Main St, between Corunna Bay and near the top of Hospital Hill and part of which is established as the steepestpiece of urban road in New Zealand, has been closed to through-traffic since March 21.
Only residents' and visitors' vehicles have been allowed between Spencer Rd at the top and No 35, near The Old Mill, because of work set to be complete a fortnight ahead of a May 20 deadline.
Unison Networks customer relations manager Danny Gough said a fault was found in the cable earlier this year, leading to the discovery of other faults. This meant the road needed to be closed to establish where the faults were and ultimately the decision to replace the small section of cable.
It's not clear when the cable was laid, but Main St, up Onepoto Gully, was opened in 1857. In Napier City Council history it is regarded as the city's first street, preceding even the advent of the council which was established as the Napier Borough Council in 1874.

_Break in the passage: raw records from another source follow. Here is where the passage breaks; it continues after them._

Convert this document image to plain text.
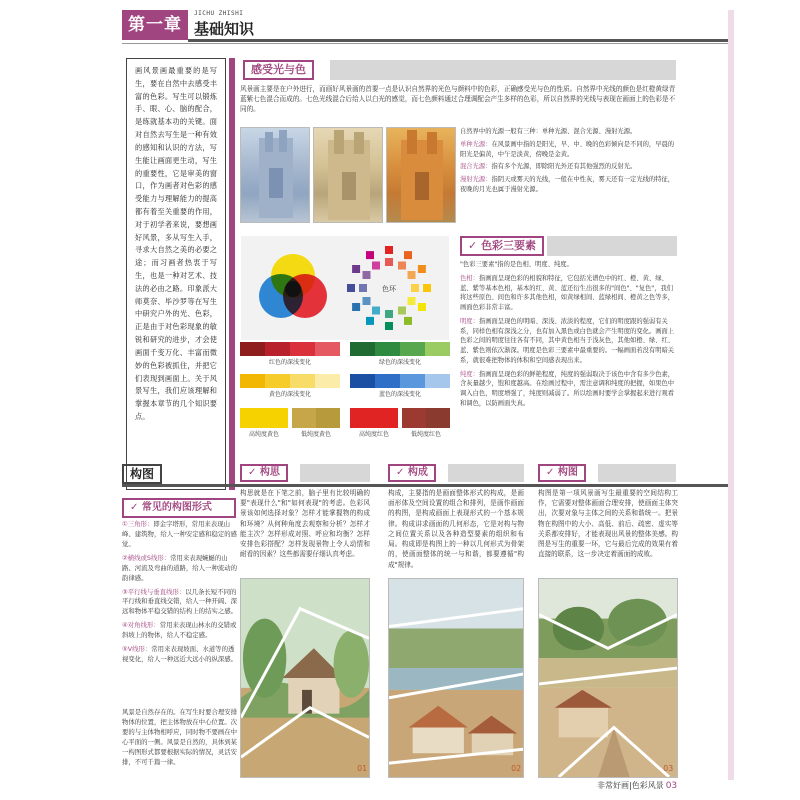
第一章
JICHU ZHISHI
基础知识
画风景画最重要的是写生，要在自然中去感受丰富的色彩。写生可以锻炼手、眼、心、脑的配合，是练就基本功的关键。面对自然去写生是一种有效的感知和认识的方法，写生能让画面更生动，写生的重要性，它是审美的窗口，作为画者对色彩的感受能力与理解能力的提高都有着至关重要的作用，对于初学者来说，要想画好风景，多从写生入手，寻求大自然之美的必要之途；而习画者热衷于写生，也是一种对艺术、技法的必由之路。印象派大师莫奈、毕沙罗等在写生中研究户外的光、色彩，正是由于对色彩现象的敏锐和研究的进步，才会使画面千变万化、丰富而微妙的色彩被抓住，并把它们表现到画面上。关于风景写生，我们应该理解和掌握本章节的几个知识要点。
感受光与色
风景画主要是在户外进行，而画好风景画的首要一点是认识自然界的光色与颜料中的色彩，正确感受光与色的性质。自然界中光线的颜色是红橙黄绿青蓝紫七色混合而成的。七色光线混合后给人以白光的感觉，而七色颜料通过合理调配会产生多样的色彩，所以自然界的光线与表现在画面上的色彩是不同的。

自然界中的光源一般有三种：单种光源、混合光源、漫射光源。

单种光源：在风景画中指的是阳光，早、中、晚的色彩倾向是不同的，早晨的阳光是偏黄，中午是淡黄，傍晚是金黄。

混合光源：指有多个光源，即除阳光外还有其他强烈的反射光。

漫射光源：指阴天或雾天的光线，一般在中性灰，雾天还有一定光线的特征，夜晚的月光也属于漫射光源。

色环
红色的深浅变化	绿色的深浅变化
黄色的深浅变化	蓝色的深浅变化
高纯度黄色	低纯度黄色	高纯度红色	低纯度红色
✓ 色彩三要素

"色彩三要素"指的是色相、明度、纯度。

色相：指画面呈现色彩的相貌和特征，它包括光谱色中的红、橙、黄、绿、蓝、紫等基本色相，基本的红、黄、蓝还衍生出很多的"间色"、"复色"，我们将这些原色、间色和许多其他色相，如黄绿相间、蓝绿相间、橙黄之色等多，画面色彩非常丰富。

明度：指画面呈现色的明暗、深浅、浓淡的程度，它们的明度跟的强弱有关系，同样色相有深浅之分，也有加入黑色或白色就会产生明度的变化。画面上色彩之间的明度往往各有不同，其中黄色相当于浅灰色，其他如橙、绿、红、蓝、紫色则依次渐深。明度是色彩三要素中最重要的。一幅画面若没有明暗关系，就很难把物体的体积和空间感表现出来。

纯度：指画面呈现色彩的鲜艳程度，纯度的强弱取决于该色中含有多少色素，含灰量越少，饱和度越高。在绘画过程中，需注意调和纯度的把握，如果色中调入白色，明度增强了，纯度则减弱了。所以绘画时要学会掌握起来进行观看和调色，以防画面失真。

构图
✓ 常见的构图形式

①三角形：即金字塔形，常用来表现山峰、建筑物，给人一种安定感和稳定的感觉。

②横线或S线形：常用来表现蜿蜒的山路、河流及弯曲的道路，给人一种流动的韵律感。

③平行线与垂直线形：以几条长短不同的平行线和垂直线交错，给人一种开阔、深远和物体平稳交错的结构上的结实之感。

④对角线形：常用来表现山林水的交错或斜坡上的物体，给人不稳定感。

⑤V线形：常用来表现坡面、水道等的透视变化，给人一种远近大远小的纵深感。

风景是自然存在的。在写生时要合理安排物体的位置，把主体物放在中心位置。次要的与主体物相呼应，同时物不要画在中心平面的一侧。风景是自然的，具体到某一构图形式都要根据实际的情况，灵活安排，不可千篇一律。
✓ 构思
构思就是在下笔之前，脑子里有比较明确的要"表现什么"和"如何表现"的考虑。色彩风景该如何选择对象？怎样才能掌握物的构成和环境？从何种角度去观察和分析？怎样才能主次？怎样形成对照、呼应和均衡？怎样安排色彩搭配？怎样发现景物上令人动情和耐看的因素？这些都需要仔细认真考虑。
✓ 构成
构成，主要指的是画面整体形式的构成，是画面形体及空间设置的组合和排列，是画作画面的构图，是构成画面上表现形式的一个基本规律。构成讲求画面的几何形态，它是对构与物之间位置关系以及各种造型要素的组织和布局。构成即是构图上的一种以几何形式为骨架的，使画面整体的统一与和谐，都要遵循"构成"规律。
✓ 构图
构图是第一项风景画写生最重要的空间结构工作，它需要对整体画面合理安排，使画面主体突出，次要对象与主体之间的关系和谐统一。把景物在构图中的大小、高低、前后、疏密、虚实等关系都安排好，才能表现出风景的整体美感。构图是写生的重要一环，它与最后完成的效果有着直接的联系，这一步决定着画面的成败。
01	02	03
非常好画|色彩风景 03
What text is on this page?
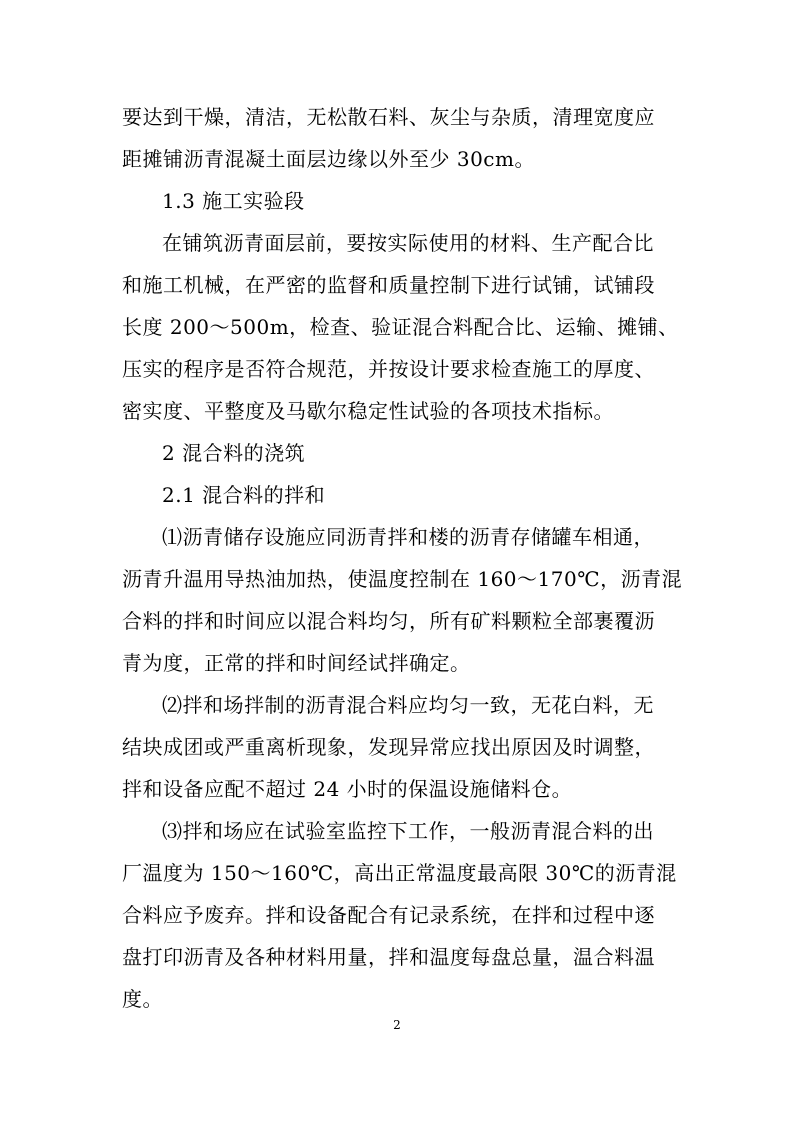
要达到干燥，清洁，无松散石料、灰尘与杂质，清理宽度应
距摊铺沥青混凝土面层边缘以外至少 30cm。
1.3 施工实验段
在铺筑沥青面层前，要按实际使用的材料、生产配合比
和施工机械，在严密的监督和质量控制下进行试铺，试铺段
长度 200～500m，检查、验证混合料配合比、运输、摊铺、
压实的程序是否符合规范，并按设计要求检查施工的厚度、
密实度、平整度及马歇尔稳定性试验的各项技术指标。
2 混合料的浇筑
2.1 混合料的拌和
⑴沥青储存设施应同沥青拌和楼的沥青存储罐车相通，
沥青升温用导热油加热，使温度控制在 160～170℃，沥青混
合料的拌和时间应以混合料均匀，所有矿料颗粒全部裹覆沥
青为度，正常的拌和时间经试拌确定。
⑵拌和场拌制的沥青混合料应均匀一致，无花白料，无
结块成团或严重离析现象，发现异常应找出原因及时调整，
拌和设备应配不超过 24 小时的保温设施储料仓。
⑶拌和场应在试验室监控下工作，一般沥青混合料的出
厂温度为 150～160℃，高出正常温度最高限 30℃的沥青混
合料应予废弃。拌和设备配合有记录系统，在拌和过程中逐
盘打印沥青及各种材料用量，拌和温度每盘总量，温合料温
度。
2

The house at No 35 was built in 1910, three years before the establishment of the Napier municipal electricity supply.
The supply was run for many years by council adjunct the Napier Municipal Electricity Department, which as Bay City Power was bought by Unison in 1991 amid the dissolution of the former Hawke's Bay Electric Power Board and deregulation of electricity supply throughout New Zealand.
Gough said the cable in Main St was likely to have been at least 60-70 years old, but with maintenance schedules in place was not thought to have been one to have caused problems over the years.